1. Experts estimate that during the SuperBowl New Jersey’s MetLife Stadium will sell almost 21,000 hotdogs. So I guess Chris Christie got a ticket to the game.
2. The first gay couple ever on a children’s channel appeared this week on an episode of the Disney Channel’s “Good Luck Charlie.” “So now maybe we can push the beds together,” said Ernie.
3. The Hong Kong tycoon who offered millions of dollars to any man who could win the heart of his lesbian daughter says the proposal is now off the table. “Really? I just got done reading the fine print,” said Chaz Bono.
4. Operators of a high-end drug trafficking and prostitution ring planning on delivering ‘party packs’ of cocaine and prostitutes over SuperBowl weekend were arrested on Thursday in New York. In unrelated news, former New York Governor Elliot Spitzer has canceled his SuperBowl party due to “unforeseen circumstances.”
5. On Thursday, while administering a search warrant on a home in California, police discovered hundreds of snakes, many of which were dead. When reached for comment, actor Samuel L. Jackson said, “I think you know my feelings on this subject.”
6. Yesterday Miami Beach police reported that a urine sample taken from Bieber after his arrest last week in Florida tested positive for marijuana, Xanax and Flintstone chewable vitamins.
7. On Thursday, Miami Beach police revealed details of Justin Bieber’s time in custody, including the results of a urine-drug test. Police say the pop star received no special treatment while in custody, but they did allow him to give his sample by peeing into a mop bucket as he is accustomed to.
8. Kid Rock will kick off SeaWorld’s “Bands, Brews & BBQs” this weekend, bucking a trend of artists dropping the show to avoid controversy about how the theme park treats its orca whales. But, if Kid Rock follows through and the stage is near the Orca exhibit it will only increase the evidence that these animals are being treated inhumanely.
9. American student Amanda Knox was found guilty of murder on Thursday for the second time by the Italian Supreme Court, in a retrial that reversed an earlier appeal judgment. “Wait, they can do that?” said O.J.
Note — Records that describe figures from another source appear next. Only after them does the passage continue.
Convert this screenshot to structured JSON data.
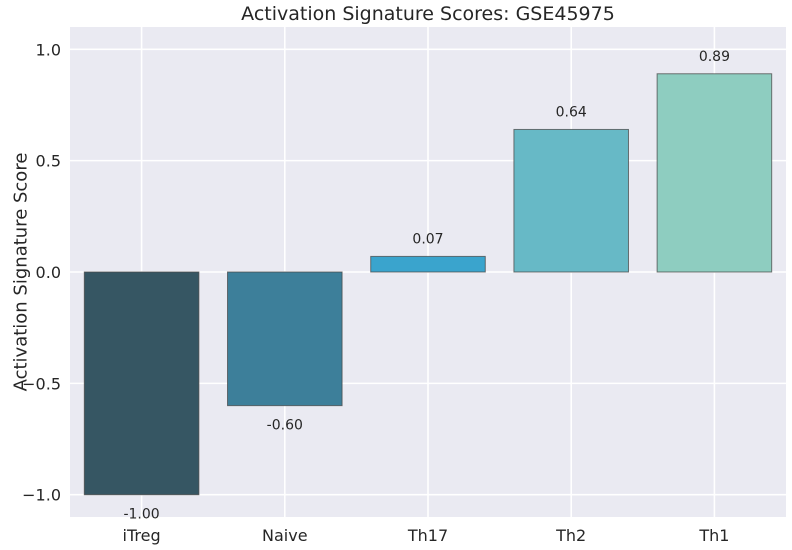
{
  "chart_data": {
    "type": "bar",
    "title": "Activation Signature Scores: GSE45975",
    "xlabel": "",
    "ylabel": "Activation Signature Score",
    "categories": [
      "iTreg",
      "Naive",
      "Th17",
      "Th2",
      "Th1"
    ],
    "values": [
      -1.0,
      -0.6,
      0.07,
      0.64,
      0.89
    ],
    "value_labels": [
      "-1.00",
      "-0.60",
      "0.07",
      "0.64",
      "0.89"
    ],
    "bar_colors": [
      "#365663",
      "#3d7f9a",
      "#3aa4cd",
      "#67b9c6",
      "#8ecdc0"
    ],
    "ylim": [
      -1.1,
      1.1
    ],
    "yticks": [
      -1.0,
      -0.5,
      0.0,
      0.5,
      1.0
    ],
    "ytick_labels": [
      "−1.0",
      "−0.5",
      "0.0",
      "0.5",
      "1.0"
    ],
    "grid": true,
    "background_color": "#eaeaf2"
  }
}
10. RNC Chairman Reince Priebus said on Thursday he accepted an apology from the president of MSNBC over a tweet from the network that said “the rightwing” might disapprove of a Cheerios television ad featuring a biracial family. Priebus added, “But none of this changes our disapproval of Snap, Crackle and Pop’s ‘lifestyle.’”
11. According to a new study, nearly 99 percent of women went ahead with an abortion after voluntarily viewing an ultrasound image of the fetus beforehand. Said the women, “At least I got one baby picture out of it.”
12. It has been reported that a thirty second commercial during this weekend’s SuperBowl will run advertisers $4 million. The last time someone paid that much money for something that lasted thirty seconds was during Tiger Wood’s divorce proceedings.
13. A new study finds, obese drivers may be at a higher risk of dying in car crashes than normal-weight drivers due to their frequent failure to buckle-up. That wouldn’t be the case if they took my advice and posted speed limit signs in drive-thrus.